Don't remember how I started thinking on it (once I did searching the forum lead me here) but at first I thought my issue was that I simply don't like hugs, and that I hug people merely because its what they wanted or expected, that I was doing it simply to make them comfortable. Remembered a couple times where that isn't the case. (Not all that thrilled about a couple memories... damn it, good hug, bad memory...)
KBABZ wrote:
I totally enjoy hugs, given the correct timing. If I've just had an argument with my Dad, the LAST thing I want is for him to come in and apologise, much less have him console me physically. Makes me want to run away and break something.
steelback wrote:
It's not that I don't like to be touched, or hugged. The problem I have is with touching others. I know that people often hug each other, to show them how much they care. But I'm afraid to hug other people, because I don't want to make them uncomfortable. We all go through that period in our childhood where we don't want people, like our parents, to hug or kiss us. But I can't seem to get past that feeling, so that I can feel free to touch other people. I think that being able to touch someone is essential for a relationship, especially when your verbal skills are inadequate, and I think that's the biggest reason I've never been able to establish a romantic, physical relationship with a woman. It's very frustrating.
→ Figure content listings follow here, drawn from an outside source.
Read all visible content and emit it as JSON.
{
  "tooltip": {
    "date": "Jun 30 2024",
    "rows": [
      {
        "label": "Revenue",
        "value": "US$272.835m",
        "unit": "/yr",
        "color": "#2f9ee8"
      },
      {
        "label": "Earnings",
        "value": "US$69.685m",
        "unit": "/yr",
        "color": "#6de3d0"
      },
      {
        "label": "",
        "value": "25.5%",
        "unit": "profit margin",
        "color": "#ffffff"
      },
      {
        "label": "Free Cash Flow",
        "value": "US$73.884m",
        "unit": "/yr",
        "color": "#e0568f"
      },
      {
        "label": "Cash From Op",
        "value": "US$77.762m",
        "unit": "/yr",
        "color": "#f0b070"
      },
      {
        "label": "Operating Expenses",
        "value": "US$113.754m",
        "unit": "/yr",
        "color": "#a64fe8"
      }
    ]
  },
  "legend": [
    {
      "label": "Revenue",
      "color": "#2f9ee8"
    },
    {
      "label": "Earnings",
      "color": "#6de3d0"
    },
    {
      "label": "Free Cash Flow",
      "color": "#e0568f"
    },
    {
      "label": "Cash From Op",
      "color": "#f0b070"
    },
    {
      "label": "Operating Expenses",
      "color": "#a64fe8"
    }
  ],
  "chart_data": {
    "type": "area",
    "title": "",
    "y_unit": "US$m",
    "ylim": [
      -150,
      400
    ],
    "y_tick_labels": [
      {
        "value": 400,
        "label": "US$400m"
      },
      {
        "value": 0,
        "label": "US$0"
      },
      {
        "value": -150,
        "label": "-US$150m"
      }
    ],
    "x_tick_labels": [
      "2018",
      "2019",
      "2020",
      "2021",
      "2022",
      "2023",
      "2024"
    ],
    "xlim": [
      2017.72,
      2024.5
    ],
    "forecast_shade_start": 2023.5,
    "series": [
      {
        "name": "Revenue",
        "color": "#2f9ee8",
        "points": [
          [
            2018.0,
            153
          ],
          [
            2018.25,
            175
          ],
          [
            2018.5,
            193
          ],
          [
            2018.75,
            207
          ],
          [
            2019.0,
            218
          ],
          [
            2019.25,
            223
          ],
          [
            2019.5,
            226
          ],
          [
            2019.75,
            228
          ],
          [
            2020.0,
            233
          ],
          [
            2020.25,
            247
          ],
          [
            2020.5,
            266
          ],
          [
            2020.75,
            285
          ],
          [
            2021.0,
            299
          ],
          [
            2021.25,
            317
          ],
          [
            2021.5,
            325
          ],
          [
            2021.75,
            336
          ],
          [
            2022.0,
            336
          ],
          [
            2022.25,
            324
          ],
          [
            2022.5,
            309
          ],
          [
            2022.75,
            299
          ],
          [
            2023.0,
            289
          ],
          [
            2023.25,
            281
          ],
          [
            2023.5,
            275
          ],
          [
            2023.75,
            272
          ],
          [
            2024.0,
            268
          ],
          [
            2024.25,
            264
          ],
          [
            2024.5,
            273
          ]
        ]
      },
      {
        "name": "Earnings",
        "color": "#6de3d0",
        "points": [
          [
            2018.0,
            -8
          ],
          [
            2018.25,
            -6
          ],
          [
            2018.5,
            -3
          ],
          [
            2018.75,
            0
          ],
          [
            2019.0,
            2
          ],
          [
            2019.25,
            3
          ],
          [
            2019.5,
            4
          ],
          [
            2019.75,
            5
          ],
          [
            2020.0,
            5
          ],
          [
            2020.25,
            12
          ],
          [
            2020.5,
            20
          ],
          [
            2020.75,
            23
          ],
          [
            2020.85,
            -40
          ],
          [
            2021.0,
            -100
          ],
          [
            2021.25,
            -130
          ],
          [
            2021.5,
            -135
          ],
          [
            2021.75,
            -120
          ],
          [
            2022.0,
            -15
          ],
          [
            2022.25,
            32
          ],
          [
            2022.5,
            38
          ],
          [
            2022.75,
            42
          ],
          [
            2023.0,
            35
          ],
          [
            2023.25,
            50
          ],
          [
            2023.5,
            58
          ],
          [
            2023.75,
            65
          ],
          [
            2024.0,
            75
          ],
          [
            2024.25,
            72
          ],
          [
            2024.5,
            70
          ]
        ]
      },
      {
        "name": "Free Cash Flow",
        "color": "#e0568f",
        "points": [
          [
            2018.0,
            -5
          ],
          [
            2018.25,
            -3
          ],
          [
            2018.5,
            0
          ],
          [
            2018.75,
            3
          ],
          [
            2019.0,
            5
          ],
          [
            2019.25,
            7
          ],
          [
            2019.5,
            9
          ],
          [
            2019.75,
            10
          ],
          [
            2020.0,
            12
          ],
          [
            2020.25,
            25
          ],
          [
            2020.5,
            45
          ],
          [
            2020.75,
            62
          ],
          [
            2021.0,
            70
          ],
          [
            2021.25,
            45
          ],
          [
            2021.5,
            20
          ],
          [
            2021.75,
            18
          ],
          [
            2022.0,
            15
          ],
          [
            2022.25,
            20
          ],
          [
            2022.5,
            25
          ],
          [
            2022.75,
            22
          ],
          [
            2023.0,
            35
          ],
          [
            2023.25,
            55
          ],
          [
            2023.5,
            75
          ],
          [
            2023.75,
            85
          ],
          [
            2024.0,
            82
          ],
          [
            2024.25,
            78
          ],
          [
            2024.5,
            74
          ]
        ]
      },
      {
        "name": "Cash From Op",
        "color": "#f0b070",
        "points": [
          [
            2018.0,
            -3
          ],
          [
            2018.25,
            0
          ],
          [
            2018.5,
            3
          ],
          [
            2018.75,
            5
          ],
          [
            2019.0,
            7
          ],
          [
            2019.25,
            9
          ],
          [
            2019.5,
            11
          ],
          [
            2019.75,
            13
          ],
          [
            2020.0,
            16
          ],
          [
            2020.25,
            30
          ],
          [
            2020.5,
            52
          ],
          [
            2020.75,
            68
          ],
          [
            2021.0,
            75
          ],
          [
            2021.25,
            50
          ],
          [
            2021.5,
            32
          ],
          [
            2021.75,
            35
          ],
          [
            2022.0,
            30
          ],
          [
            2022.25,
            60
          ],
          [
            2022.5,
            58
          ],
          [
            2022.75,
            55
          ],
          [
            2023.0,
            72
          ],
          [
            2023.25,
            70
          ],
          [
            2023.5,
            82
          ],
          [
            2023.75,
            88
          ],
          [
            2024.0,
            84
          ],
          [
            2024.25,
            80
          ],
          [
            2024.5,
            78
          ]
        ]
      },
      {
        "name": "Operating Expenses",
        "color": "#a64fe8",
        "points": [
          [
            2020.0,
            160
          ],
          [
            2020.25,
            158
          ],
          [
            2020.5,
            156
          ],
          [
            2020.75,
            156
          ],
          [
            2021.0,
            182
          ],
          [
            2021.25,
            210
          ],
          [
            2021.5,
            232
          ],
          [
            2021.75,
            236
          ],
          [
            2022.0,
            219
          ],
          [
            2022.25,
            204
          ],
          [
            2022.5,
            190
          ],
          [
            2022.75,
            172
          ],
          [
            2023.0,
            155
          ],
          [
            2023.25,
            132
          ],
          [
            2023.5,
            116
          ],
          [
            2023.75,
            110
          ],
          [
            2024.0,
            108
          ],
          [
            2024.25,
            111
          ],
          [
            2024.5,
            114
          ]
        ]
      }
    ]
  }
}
The above basically sums up things for me. I think, upon some reflection, that I really do enjoy hugs. They have to be done "right." The situation has to be right, the person has to be right, the "amount" has to be right, otherwise it just seems really awkward. I've gotten to where I'm pretty ok with giving a hug, if I know its expected, but I still don't enjoy doing it. The few chances I've had just to, idunno, hold someone / be held (specifically member of the opposite sex that I'm interested in) I've really enjoyed it. Past that, eh, idunno, I'm not sure I can confidently say I know
when hugs are a good thing. I'm sure there are times, I just don't recognize them allt he time.